В вечеру, однако ж, головная боль не только не унялась, но открылся жар. Сережа тревожно вставал ночью в постели и все шарил руками около себя, точно чего-то искал.
— Мартын… по этапу за правду… что такое? — лепетал он бессвязно.
— Какого он Мартына поминает? — недоумевая, обращалась Марья Сергеевна к няне.
— А помните, у нас на селе мужичок был, ушел из дому Христовым именем… Давеча Григорий при Сереже рассказывал.
— Все-то вы глупости рассказываете! — рассердилась Марья Сергеевна, — совсем нельзя к вам мальчика пускать.

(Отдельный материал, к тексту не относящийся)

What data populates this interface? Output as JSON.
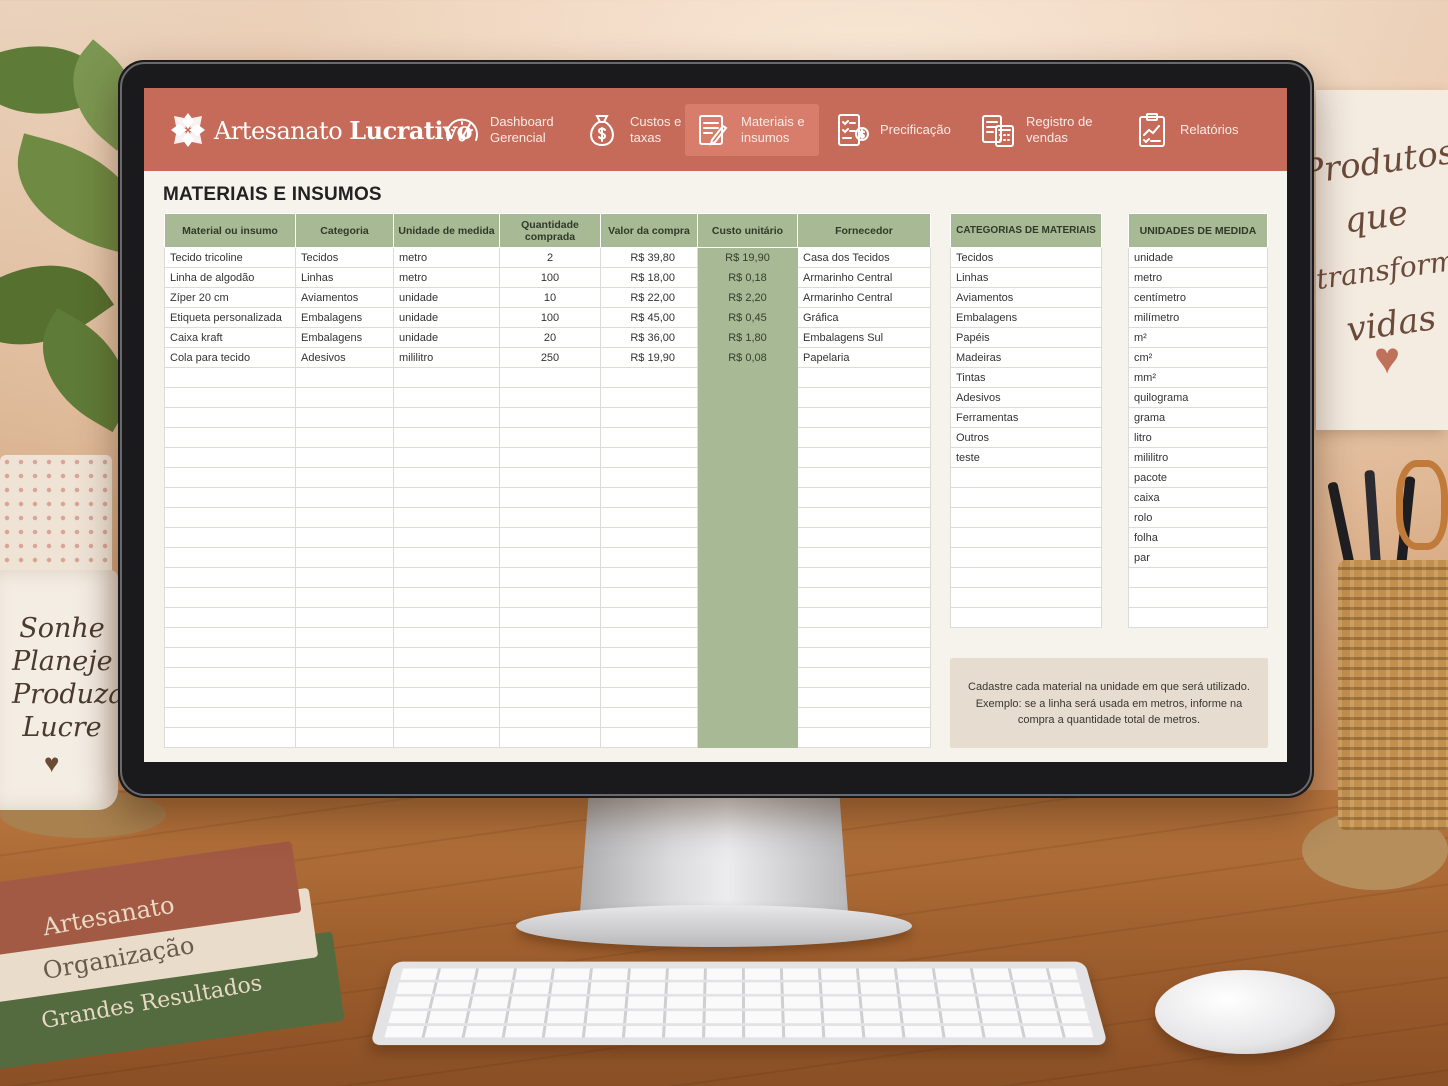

На другой день, после ранней обедни, батюшка вызвался съездить в город за лекарем. Город отстоял в сорока верстах, так что нельзя было ждать приезда лекаря раньше как к ночи. Да и лекарь, признаться, был старенький, плохой; никаких других средств не употреблял, кроме оподельдока, который он прописывал и снаружи, и внутрь. В городе об нем говорили: «В медицину не верит, а в оподельдок верит».
Ночью, около одиннадцати часов, лекарь приехал. Осмотрел больного, пощупал пульс и объявил, что есть «жаро́к». Затем приказал натереть пациента оподельдоком и заставил его два катышка проглотить.

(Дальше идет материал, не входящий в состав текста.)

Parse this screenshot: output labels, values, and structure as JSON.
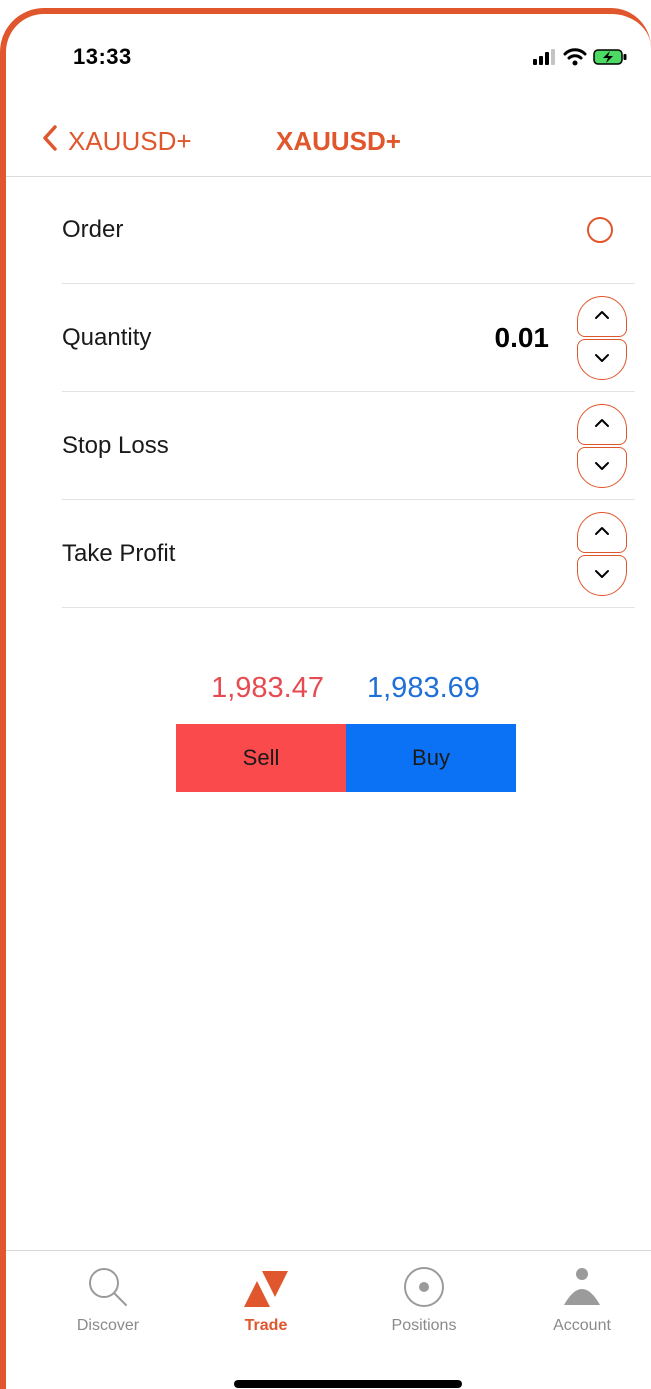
{
  "status_bar": {
    "time": "13:33"
  },
  "nav": {
    "back_label": "XAUUSD+",
    "title": "XAUUSD+"
  },
  "form": {
    "order_label": "Order",
    "quantity_label": "Quantity",
    "quantity_value": "0.01",
    "stop_loss_label": "Stop Loss",
    "take_profit_label": "Take Profit"
  },
  "prices": {
    "sell_price": "1,983.47",
    "buy_price": "1,983.69"
  },
  "actions": {
    "sell_label": "Sell",
    "buy_label": "Buy"
  },
  "tabs": [
    {
      "label": "Discover",
      "icon": "search-icon",
      "active": false
    },
    {
      "label": "Trade",
      "icon": "trade-icon",
      "active": true
    },
    {
      "label": "Positions",
      "icon": "positions-icon",
      "active": false
    },
    {
      "label": "Account",
      "icon": "account-icon",
      "active": false
    }
  ],
  "colors": {
    "accent": "#E0572D",
    "sell_price": "#E54B50",
    "buy_price": "#1E6FD8",
    "sell_button": "#FB4A4C",
    "buy_button": "#0B72F5"
  }
}
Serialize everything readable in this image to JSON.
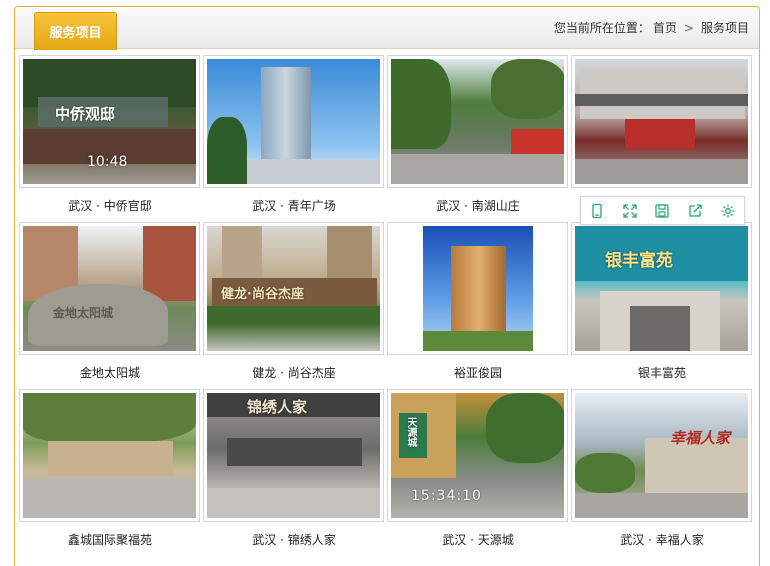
{
  "header": {
    "tab_label": "服务项目",
    "breadcrumb": {
      "prefix": "您当前所在位置：",
      "home": "首页",
      "separator": ">",
      "current": "服务项目"
    }
  },
  "projects": [
    {
      "caption": "武汉 · 中侨官邸",
      "photo_text": "中侨观邸",
      "photo_time": "10:48"
    },
    {
      "caption": "武汉 · 青年广场"
    },
    {
      "caption": "武汉 · 南湖山庄"
    },
    {
      "caption": ""
    },
    {
      "caption": "金地太阳城",
      "photo_text": "金地太阳城"
    },
    {
      "caption": "健龙 · 尚谷杰座",
      "photo_text": "健龙·尚谷杰座"
    },
    {
      "caption": "裕亚俊园"
    },
    {
      "caption": "银丰富苑",
      "photo_text": "银丰富苑"
    },
    {
      "caption": "鑫城国际聚福苑"
    },
    {
      "caption": "武汉 · 锦绣人家",
      "photo_text": "锦绣人家"
    },
    {
      "caption": "武汉 · 天源城",
      "photo_text": "天源城",
      "photo_time": "15:34:10"
    },
    {
      "caption": "武汉 · 幸福人家",
      "photo_text": "幸福人家"
    }
  ],
  "image_toolbar": {
    "icons": [
      "phone-icon",
      "expand-icon",
      "save-icon",
      "share-icon",
      "settings-icon"
    ]
  },
  "colors": {
    "accent": "#e9ad1f",
    "border": "#e3b23c"
  }
}
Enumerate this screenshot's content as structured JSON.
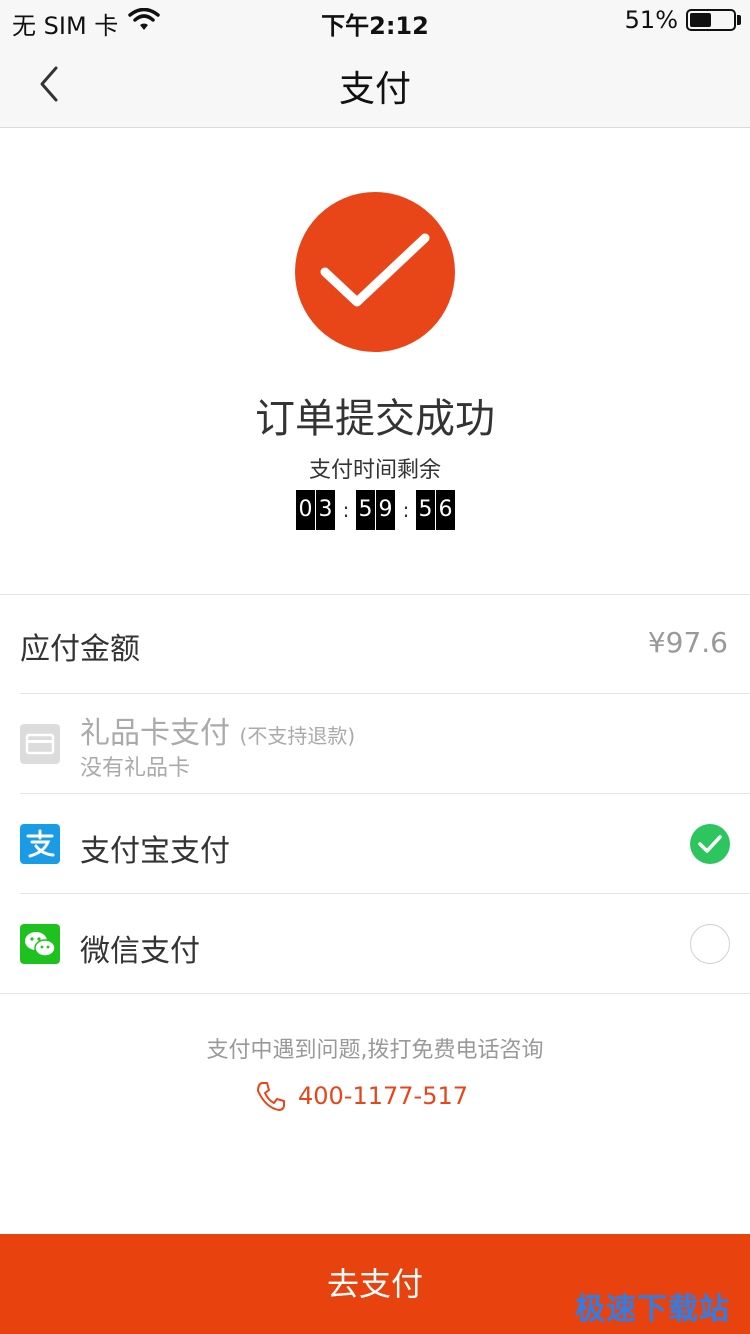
{
  "status_bar": {
    "carrier": "无 SIM 卡",
    "time": "下午2:12",
    "battery": "51%",
    "battery_level": 0.51
  },
  "nav": {
    "title": "支付",
    "back_icon": "chevron-left-icon"
  },
  "success": {
    "icon": "checkmark-circle-icon",
    "title": "订单提交成功",
    "countdown_label": "支付时间剩余",
    "countdown": {
      "h1": "0",
      "h2": "3",
      "m1": "5",
      "m2": "9",
      "s1": "5",
      "s2": "6",
      "separator": ":"
    }
  },
  "amount": {
    "label": "应付金额",
    "value": "¥97.6"
  },
  "payment_methods": [
    {
      "icon": "gift-card-icon",
      "title": "礼品卡支付",
      "note": "(不支持退款)",
      "subtitle": "没有礼品卡",
      "disabled": true
    },
    {
      "icon": "alipay-icon",
      "title": "支付宝支付",
      "selected": true
    },
    {
      "icon": "wechat-pay-icon",
      "title": "微信支付",
      "selected": false
    }
  ],
  "help": {
    "text": "支付中遇到问题,拨打免费电话咨询",
    "phone": "400-1177-517",
    "phone_icon": "phone-icon"
  },
  "pay_button": {
    "label": "去支付"
  },
  "watermark": "极速下载站",
  "colors": {
    "accent": "#e84519",
    "button": "#e8420f",
    "alipay": "#1a9be6",
    "wechat": "#1ec21e",
    "selected_check": "#2cc55e"
  }
}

— Жарок есть, но вот увидите, что от оподельдока все как рукой снимет! — солидно объявил он.
Лекаря накормили и уложили спать, а Сережа всю ночь метался и пылал как в огне.
Несколько раз будили лекаря, но он повторял приемы оподельдока и продолжал уверять, что к утру все как рукой снимет.
Сережа бредил; в бреду он повторял: «Христос… Правда… Рассошников… Мартын…» и продолжал шарить вокруг себя, произнося: «Где? где?..» К утру, однако ж, успокоился и заснул.
Лекарь уехал, сказав: «Вот видите!» — и ссылаясь, что в городе его ждут другие пациенты.
Целый день прошел между страхом и надеждой. Покуда на дворе было светло, больной чувствовал себя лучше, но упадок сил был настолько велик, что он почти не говорил. С наступлением сумерек опять открылся «жарок» и пульс стал биться учащеннее. Марья Сергеевна стояла у его постели в безмолвном ужасе, усиливаясь что-то понять и не понимая.
Оподельдок бросили; няня прикладывала к голове Сережи уксусные компрессы, ставила горчичники, поила липовым цветом, словом сказать, впопад и невпопад употребляла все средства, о которых слыхала и какие были под рукою.
К ночи началась агония. В восемь часов вечера взошел полный месяц, и так как гардины на окнах, по оплошности, не были спущены, то на стене образовалось большое светлое пятно. Сережа приподнялся и потянул к нему руки.